I can say without the slightest bit of hesitation that all our parents want only the best for us. It’s just that their ways of defining the ‘best’ are possibly based on individual prejudices, desires and often unfulfilled dreams. In a chat I had with five friends from different parts of the country who are based in Delhi, three said their parents wanted them to take the UPSC. They didn’t want to, but were going to anyway. These were people who studied in good colleges and could do whatever they wanted to with their lives. And they’d have done well, I’m sure!
It’s not just about education or career decisions, though. Ranvir Shourey in the recently released gem, Bombay Talkies, for instance, wants his son to play football and doesn’t give the child a choice. It’s about being strong, and as the latent message suggests, manly.
These are certain stereotypes we live by; sometimes by our own will, sometimes by societal norms. We feel what our kids do is a matter of pride and prestige. Their qualifications, scores and later, salaries, are symbolic of how bright they are, how hard they’ve worked and how well we’ve brought them up. It just wouldn’t do to have people know they are studying designing or other such creative pursuits. People would think they didn’t get through IIT, and that consequently, they’d be able to make nothing of their lives.

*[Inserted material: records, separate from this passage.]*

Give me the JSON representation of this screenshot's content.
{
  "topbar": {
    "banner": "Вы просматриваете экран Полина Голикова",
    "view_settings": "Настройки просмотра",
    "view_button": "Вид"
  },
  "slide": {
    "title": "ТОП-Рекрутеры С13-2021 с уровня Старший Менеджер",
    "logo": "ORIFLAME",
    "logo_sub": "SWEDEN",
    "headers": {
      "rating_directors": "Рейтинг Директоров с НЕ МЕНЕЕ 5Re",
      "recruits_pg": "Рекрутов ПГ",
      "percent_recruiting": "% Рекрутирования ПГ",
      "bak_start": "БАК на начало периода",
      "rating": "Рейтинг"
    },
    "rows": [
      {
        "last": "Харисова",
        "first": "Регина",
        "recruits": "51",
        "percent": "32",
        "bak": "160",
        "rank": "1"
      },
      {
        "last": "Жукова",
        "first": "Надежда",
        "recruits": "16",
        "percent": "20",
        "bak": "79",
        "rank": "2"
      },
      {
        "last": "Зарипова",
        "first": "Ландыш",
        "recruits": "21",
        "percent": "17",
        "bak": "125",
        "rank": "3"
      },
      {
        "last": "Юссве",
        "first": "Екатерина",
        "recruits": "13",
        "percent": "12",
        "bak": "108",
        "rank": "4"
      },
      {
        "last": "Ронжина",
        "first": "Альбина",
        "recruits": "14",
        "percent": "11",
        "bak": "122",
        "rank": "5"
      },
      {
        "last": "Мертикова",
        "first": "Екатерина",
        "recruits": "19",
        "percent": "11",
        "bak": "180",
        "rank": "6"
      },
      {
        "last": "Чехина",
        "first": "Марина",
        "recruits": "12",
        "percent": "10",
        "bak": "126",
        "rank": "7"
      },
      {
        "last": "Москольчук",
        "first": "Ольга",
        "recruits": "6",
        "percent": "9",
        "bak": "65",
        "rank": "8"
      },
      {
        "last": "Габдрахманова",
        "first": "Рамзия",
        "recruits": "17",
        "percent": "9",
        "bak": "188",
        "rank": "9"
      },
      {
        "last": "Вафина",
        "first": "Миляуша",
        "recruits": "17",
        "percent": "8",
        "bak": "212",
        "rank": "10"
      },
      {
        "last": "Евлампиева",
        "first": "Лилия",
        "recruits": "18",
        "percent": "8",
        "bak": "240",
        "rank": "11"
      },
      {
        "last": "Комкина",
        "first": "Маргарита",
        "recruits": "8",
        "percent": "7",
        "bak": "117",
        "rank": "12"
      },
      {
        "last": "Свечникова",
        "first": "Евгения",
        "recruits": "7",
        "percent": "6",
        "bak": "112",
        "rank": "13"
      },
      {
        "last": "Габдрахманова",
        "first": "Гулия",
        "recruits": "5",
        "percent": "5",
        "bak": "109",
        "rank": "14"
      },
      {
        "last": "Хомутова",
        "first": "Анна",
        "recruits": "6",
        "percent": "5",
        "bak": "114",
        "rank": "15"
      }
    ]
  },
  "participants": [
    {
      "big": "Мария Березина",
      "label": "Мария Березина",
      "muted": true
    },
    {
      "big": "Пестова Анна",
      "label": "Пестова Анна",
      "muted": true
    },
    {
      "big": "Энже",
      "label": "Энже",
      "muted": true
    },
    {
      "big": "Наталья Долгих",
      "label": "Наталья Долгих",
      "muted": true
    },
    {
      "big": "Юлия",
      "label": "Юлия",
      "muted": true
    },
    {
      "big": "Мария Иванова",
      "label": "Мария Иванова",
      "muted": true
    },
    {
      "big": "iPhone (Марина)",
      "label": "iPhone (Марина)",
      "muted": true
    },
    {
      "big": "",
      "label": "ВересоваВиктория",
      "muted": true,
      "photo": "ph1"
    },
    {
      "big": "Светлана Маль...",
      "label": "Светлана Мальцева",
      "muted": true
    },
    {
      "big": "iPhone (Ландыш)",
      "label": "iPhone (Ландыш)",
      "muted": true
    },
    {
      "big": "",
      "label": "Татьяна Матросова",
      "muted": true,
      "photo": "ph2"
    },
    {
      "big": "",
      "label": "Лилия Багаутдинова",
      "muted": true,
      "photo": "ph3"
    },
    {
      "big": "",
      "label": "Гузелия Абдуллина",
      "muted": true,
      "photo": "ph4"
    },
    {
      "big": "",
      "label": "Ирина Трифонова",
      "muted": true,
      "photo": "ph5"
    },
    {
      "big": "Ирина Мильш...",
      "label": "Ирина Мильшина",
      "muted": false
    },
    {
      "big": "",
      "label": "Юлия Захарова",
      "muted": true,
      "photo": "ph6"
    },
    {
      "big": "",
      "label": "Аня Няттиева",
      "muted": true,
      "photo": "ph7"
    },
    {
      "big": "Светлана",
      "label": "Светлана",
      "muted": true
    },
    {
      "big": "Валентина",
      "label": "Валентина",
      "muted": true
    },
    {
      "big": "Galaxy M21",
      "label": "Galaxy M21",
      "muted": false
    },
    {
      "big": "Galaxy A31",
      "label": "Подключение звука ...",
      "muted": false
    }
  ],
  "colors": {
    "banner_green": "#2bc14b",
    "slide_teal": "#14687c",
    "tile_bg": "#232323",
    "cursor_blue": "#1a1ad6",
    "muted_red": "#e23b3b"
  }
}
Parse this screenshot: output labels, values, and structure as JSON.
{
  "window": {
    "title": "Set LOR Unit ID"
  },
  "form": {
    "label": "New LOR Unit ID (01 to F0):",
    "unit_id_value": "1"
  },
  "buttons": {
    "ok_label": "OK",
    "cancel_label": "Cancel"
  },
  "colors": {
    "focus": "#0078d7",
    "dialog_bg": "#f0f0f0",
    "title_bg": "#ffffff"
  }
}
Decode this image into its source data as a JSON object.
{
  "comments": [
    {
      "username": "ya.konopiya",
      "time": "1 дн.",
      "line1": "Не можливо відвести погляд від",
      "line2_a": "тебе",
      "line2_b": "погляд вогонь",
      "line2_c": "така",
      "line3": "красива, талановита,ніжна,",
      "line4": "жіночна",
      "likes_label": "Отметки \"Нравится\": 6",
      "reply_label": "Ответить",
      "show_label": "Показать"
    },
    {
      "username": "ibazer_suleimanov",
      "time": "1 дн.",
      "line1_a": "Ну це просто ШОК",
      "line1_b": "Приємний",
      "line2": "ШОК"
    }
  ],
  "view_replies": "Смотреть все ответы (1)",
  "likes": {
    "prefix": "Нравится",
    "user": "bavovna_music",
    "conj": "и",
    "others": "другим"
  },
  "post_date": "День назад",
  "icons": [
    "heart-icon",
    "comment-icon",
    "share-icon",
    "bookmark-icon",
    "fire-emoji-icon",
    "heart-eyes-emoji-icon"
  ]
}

That their children will not be happy doing what they want them to, that their heart will not be in it, and that it’s futile to expect them to do well at something they probably don’t have the aptitude for- these are things our societies still have to teach themselves. I’m sure it’s no delight to watch your child weep through two years of junior college studying subjects he didn’t want to. Every parent’s heart bleeds. It’s just that they need to stir themselves into acknowledging that their children are meant for other things. They just need to know what it is.
We love the package deal that we come in. We love the fact that our worlds are this warm and close-knit. We love almost everything about our families. But we could do without the packages of obligations, expectations and pressures that always tag along. It’s all about loving the family, but we could do without the pressure in making education and career choices!